WYOMING – Mark and Kristine Wathke from Cornell took a trip to Yellowstone National Park recently that almost ended in tragedy.
The couple was apparently stranded in their car for six straight days on the Beartooth Highway after their cellphone’s GPS took them on a road that had been closed since September. This led them to become stuck in over a foot of snow after they didn’t see the road-closed sign.
Mark is the brother and brother-in-law of Boyceville area residents Paul Wathke and his wife Julie.
Mark and Kristine Wathke had made contact with their family on Tuesday, October 29 and informed them that they should be home by the following day. Reservations were also made at a hotel in Miles City, Montana for that day, but they never arrived.
When the couple did not arrive at their hotel and they did not return home on October 30 as planned, family members became concerned.
Family members began to check with all the hospitals, highway patrol and law enforcement from Wisconsin to Wyoming said the couples’ sister-in-law Julie Wathke.
“We were assisted mainly by Wyoming and Montana law enforcement,” Julie Wathke wrote in an emailed response to questions from the Tribune Press Reporter.
“Wyoming search and rescue searched by air and ground. We were in constant contact with them and assisted in tracking down their route home to narrow down the search,” added Julie Wathke.
While the search continued, Paul Wathke went to stay with their parents, Walter and Marilyn Wathke, in Eau Claire.
Meanwhile news of the couple’s disappearance hit social media.
Mark’s best friend started the facebook group to bring Mark and Kris home said Julie Wathke.
Eventually that Facebook notice caught the eye of a woman in Cody, Wyoming on Sunday, November 3.
That post prompted her husband, rancher Troy Barnett, to head out early Monday morning, November 4 to search for the Wathkes. After driving his truck as far down Beartooth Highway as he could, he apparently underloaded his snowmobile from the truck and continued his search eventually finding Mark and Kristine tired, weak, but alive.
According to a report from the Park County Sheriff’s Department in Wyoming, Barnett said, “he located the couple around 8:30 a.m. They were cold and hungry, but otherwise unharmed. They had plenty of fuel in their car and were therefore able to start the engine periodically to keep warm. They also had plenty of water and a limited amount of food.”
After being trapped for nearly a week, the Wathkes’ recorded their final goodbyes with their cell phones and hand-written notes as they feared the worst.
It was indeed a miracle that the Wathkes survived the ordeal with little ill effects despite subzero temperatures at night.
The Wathkes’ were taken by snowmobile to safety where they finally contacted their family after having no service for nearly six days. The couple remained in the area while a crew worked to free their vehicle. They then flew back to Wisconsin where they were reunited with family and friends.
The Wahtkes not realizing that that they were taveling on a closed road that beautiful Indian Summer afternoon after leaving Yellowstone National park, continued on Beartooth Highway for 14 miles until they hit an area of previous snow fall and became stuck in a drift on the roadway. The road baracades were just two miles beyond the point where their vehicle, a Kia Forte, had stopped.

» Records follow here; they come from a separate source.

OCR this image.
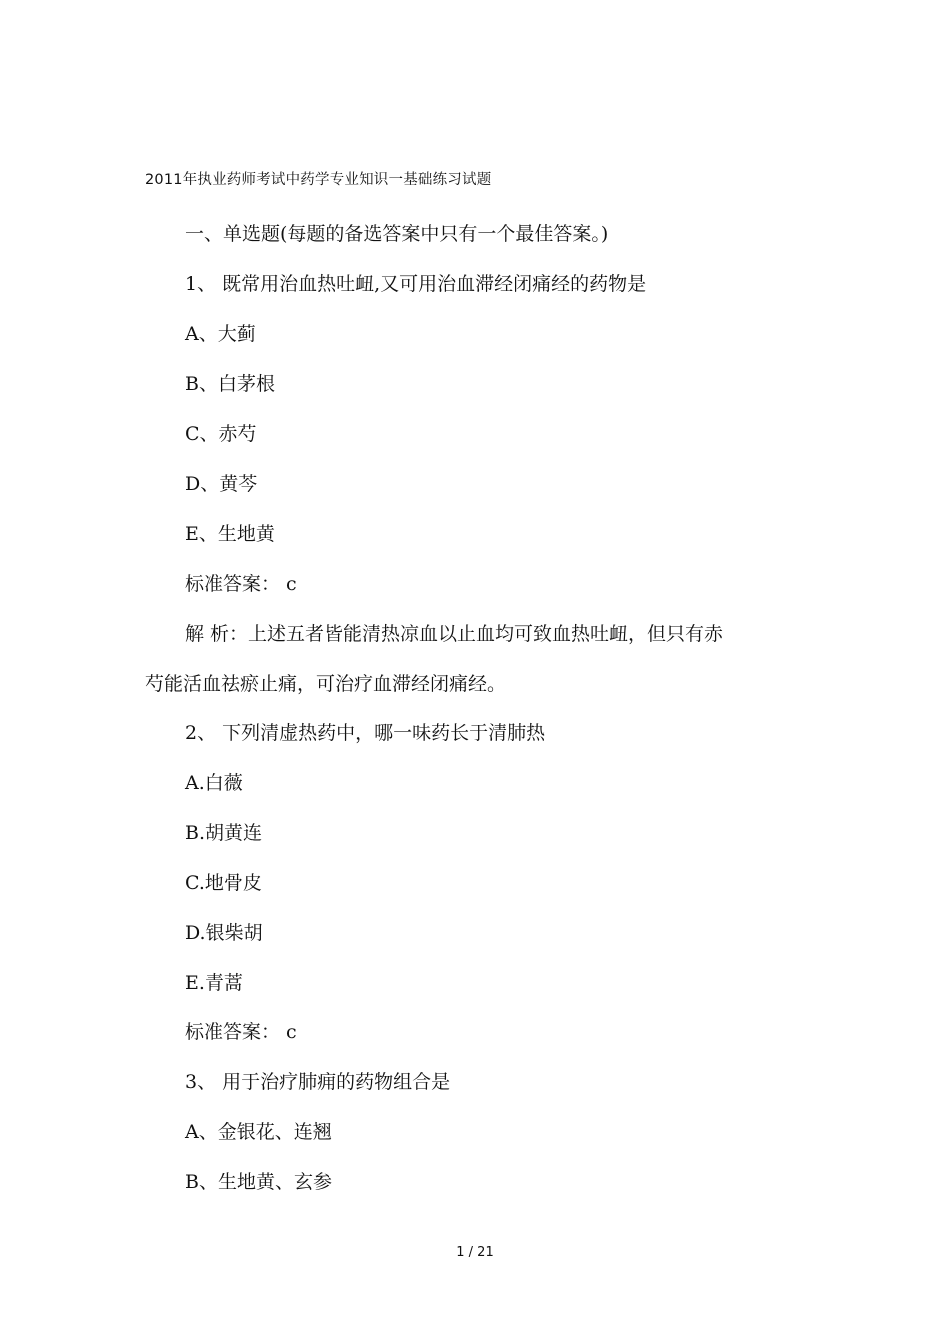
2011年执业药师考试中药学专业知识一基础练习试题
一、单选题(每题的备选答案中只有一个最佳答案。)
1、 既常用治血热吐衄,又可用治血滞经闭痛经的药物是
A、大蓟
B、白茅根
C、赤芍
D、黄芩
E、生地黄
标准答案： c
解 析：上述五者皆能清热凉血以止血均可致血热吐衄，但只有赤
芍能活血祛瘀止痛，可治疗血滞经闭痛经。
2、 下列清虚热药中，哪一味药长于清肺热
A.白薇
B.胡黄连
C.地骨皮
D.银柴胡
E.青蒿
标准答案： c
3、 用于治疗肺痈的药物组合是
A、金银花、连翘
B、生地黄、玄参
1 / 21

Too far and much too cold for the Wathkes, who did not have any blankets or heavy winter clothing to backtrack on foot, the couple stayed with their car and hoped that someone would find them soon.
The Wathkes ran the vehicle for 10 minutes every four hours just to take the chill out of the vehicle and used clothing from their suitcases to cover themselves. For six days, they subsisted on some cookies, eight slices of peanut butter, jelly, some oatmeal and bottled water (that often froze at night).
Finally, the nightmare came to an happy conclusion when Troy Barnett found them.
After a short recovery period, both Mark and Kristine returned to their jobs this week.